Agriculture remains the backbone of Kenya’s economy, contributing 22 percent of GDP and employing more than 70 percent of the rural population. Despite this importance, most smallholder farmers depend on rain-fed agriculture, leaving them highly exposed to erratic rainfall and recurring droughts. Although irrigation could significantly reduce these risks, only a small portion of Kenya’s irrigation potential has been developed, limiting farmers’ ability to stabilize production and incomes.
To address this vulnerability, the social enterprise SunCulture, with support from Shell Foundation and the UK Foreign, Commonwealth & Development Office under the CASEE programme, is scaling off-grid solar irrigation through a pay-as-you-go credit model. By integrating energy access directly into irrigation systems, this approach overcomes gaps in water and power infrastructure, particularly in areas where grid electricity and diesel fuel are unreliable or too expensive. SunCulture has grown to serve more than 60,000 customers and now holds a dominant share of the solar irrigation market in sub-Saharan Africa.
An independent evaluation by Duke University assessed the impact of SunCulture’s technology on more than 750 households across six Kenyan counties between 2023 and 2025. The study compared adopters of solar irrigation with non-adopters and found substantial increases in irrigation use, with a higher share of farmland coming under irrigation. Beyond increased technology uptake, the findings point to broader welfare improvements, including greater household resilience to shocks, improved dietary diversity alongside lower food expenditures, reduced post-harvest losses due to more predictable harvests, and a shift away from costly diesel pumps toward clean energy.

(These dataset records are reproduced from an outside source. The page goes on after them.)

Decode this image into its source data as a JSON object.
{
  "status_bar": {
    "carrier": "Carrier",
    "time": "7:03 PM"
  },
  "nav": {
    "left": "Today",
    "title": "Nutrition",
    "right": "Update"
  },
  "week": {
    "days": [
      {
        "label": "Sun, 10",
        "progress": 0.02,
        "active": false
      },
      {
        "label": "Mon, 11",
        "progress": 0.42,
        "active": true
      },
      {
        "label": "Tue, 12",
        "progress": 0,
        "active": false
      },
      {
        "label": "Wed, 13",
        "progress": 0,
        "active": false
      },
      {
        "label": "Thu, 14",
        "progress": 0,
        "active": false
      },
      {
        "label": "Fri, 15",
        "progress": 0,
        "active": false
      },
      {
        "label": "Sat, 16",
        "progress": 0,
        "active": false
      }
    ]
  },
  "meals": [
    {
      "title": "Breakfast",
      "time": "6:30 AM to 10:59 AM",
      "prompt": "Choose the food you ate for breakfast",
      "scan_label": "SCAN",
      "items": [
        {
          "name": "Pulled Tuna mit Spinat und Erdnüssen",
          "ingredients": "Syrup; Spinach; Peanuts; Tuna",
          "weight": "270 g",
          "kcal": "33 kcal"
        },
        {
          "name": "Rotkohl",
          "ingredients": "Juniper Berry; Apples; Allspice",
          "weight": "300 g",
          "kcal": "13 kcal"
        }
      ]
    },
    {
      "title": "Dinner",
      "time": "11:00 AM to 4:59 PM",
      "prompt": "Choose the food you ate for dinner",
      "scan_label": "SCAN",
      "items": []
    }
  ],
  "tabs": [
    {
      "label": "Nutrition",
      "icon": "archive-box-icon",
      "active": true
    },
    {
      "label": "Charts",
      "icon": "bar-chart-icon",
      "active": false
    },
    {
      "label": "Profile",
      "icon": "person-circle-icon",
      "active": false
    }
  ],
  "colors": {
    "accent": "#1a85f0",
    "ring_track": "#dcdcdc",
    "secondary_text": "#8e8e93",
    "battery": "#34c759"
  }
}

The research also observed changes in farming strategies following adoption. Many farmers began focusing on a smaller number of higher-value irrigated crops, indicating a move toward strategic specialization. While expectations for future revenues rose, net income and productivity remained stable in the first year, reflecting a transition period as households adjusted cropping choices, labor allocation, and input use to make the most of the new technology.
At the same time, the evaluation highlighted challenges that could limit wider adoption. Ongoing pay-as-you-go repayments created liquidity pressures for some households, reducing confidence in their ability to meet emergency expenses. Adopters also tended to have higher initial incomes than non-adopters, pointing to an access gap for poorer farmers. Gender dynamics played a role as well, with shared household decision-making linked to stronger resilience and revenue expectations, while changes in labor patterns increased reliance on hired workers to manage expanded production.
Overall, the findings suggest that solar-powered irrigation can deliver meaningful gains in resilience, nutrition, and production for smallholder farmers in Kenya, while also supporting climate adaptation. To fully realize this potential, longer-term support is needed through flexible financing, carbon revenue mechanisms to reduce upfront costs, financial literacy, access to quality inputs, and extension services. Aligning these efforts with supportive national policies that empower smallholders to invest in their own technologies can help position small-scale solar irrigation as a resilience-first investment for sustainable agricultural growth.